In the upper right hand corner of the canvas is a car engulfed in flames, a silver ‘57 Chevy Bel-Air, the driver hanging out the open door in deathly repose, mouth agape, frozen in mid-scream, a neat crimson bullet wound in his broad forehead.
“It’s violent and it’s surreal,” the gallery owner said with a thin smile when Woodrow presented the paining for exhibition. “And it tells a story, doesn’t it?”
“I guess so.” Woodrow stuffed his hands in his pockets and scuffed the soles of his tennis shoes on the hardwood floor, eyes warily cast downward. He was uncomfortable discussing or analyzing his work.
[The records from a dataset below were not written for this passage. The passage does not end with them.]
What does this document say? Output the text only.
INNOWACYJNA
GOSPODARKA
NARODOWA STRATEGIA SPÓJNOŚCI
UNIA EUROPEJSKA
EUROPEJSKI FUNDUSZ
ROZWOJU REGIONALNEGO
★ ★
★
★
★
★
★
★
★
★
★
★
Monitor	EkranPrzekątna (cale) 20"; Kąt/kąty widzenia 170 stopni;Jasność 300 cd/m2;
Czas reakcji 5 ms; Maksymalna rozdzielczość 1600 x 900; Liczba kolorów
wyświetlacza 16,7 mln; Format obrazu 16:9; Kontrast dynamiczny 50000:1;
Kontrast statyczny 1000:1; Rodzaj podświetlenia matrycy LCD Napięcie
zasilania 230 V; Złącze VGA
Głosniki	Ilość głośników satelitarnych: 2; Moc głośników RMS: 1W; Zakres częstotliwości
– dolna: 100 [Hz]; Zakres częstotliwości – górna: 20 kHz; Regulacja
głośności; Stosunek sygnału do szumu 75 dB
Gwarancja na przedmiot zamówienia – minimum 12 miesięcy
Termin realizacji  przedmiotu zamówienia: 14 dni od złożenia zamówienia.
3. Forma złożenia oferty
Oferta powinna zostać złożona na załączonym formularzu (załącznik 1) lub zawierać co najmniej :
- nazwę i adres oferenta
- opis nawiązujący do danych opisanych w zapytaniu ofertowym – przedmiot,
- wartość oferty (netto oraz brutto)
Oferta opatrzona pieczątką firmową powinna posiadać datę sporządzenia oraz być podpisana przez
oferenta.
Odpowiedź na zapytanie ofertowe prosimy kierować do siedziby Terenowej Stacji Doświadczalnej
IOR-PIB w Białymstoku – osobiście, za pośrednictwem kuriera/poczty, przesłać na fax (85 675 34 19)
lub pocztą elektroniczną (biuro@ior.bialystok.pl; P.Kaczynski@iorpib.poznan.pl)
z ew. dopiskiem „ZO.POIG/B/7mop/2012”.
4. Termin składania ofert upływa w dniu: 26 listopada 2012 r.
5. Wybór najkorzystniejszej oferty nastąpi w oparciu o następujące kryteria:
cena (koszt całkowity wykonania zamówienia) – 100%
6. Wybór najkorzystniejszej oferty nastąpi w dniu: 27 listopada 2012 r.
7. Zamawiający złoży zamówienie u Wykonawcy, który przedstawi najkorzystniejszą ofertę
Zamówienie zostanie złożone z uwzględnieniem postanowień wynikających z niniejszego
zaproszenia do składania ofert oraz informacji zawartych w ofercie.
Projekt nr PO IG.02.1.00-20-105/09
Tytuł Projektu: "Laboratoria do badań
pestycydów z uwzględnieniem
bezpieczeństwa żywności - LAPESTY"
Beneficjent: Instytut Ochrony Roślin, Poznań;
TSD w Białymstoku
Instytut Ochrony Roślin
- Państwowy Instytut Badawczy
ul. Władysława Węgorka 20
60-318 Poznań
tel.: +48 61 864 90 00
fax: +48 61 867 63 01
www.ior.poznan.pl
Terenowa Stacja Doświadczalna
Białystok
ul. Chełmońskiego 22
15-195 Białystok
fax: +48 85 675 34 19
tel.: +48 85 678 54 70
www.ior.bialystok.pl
“Don’t worry, kid.” The rotund man clapped a hand on Woodrow’s thin shoulder. “It spins a good yarn with spare details, just like a Hopper painting. Isn’t that what you were aiming for? Looks like it to me. Listen, people love a good tale in this town in any form they can get it, it’s the whole creative inspiration thing, you see, movie people and all that, always looking for the next great idea, whether they get it from a painting they can stare at for hours or a late night lap dance at one of those strip clubs out by LAX. Not that I’ve ever been but that’s another discussion. Empirical knowledge. I’ve got a lot of it. But like I said, don’t worry. This beauty’ll get your rent paid next month. It’s good. It’s garish in its own poetic way. That’s what you were shooting at, right?”
“I wasn’t shooting at anything,” Woodrow mumbled. “I was just trying to tell a story.”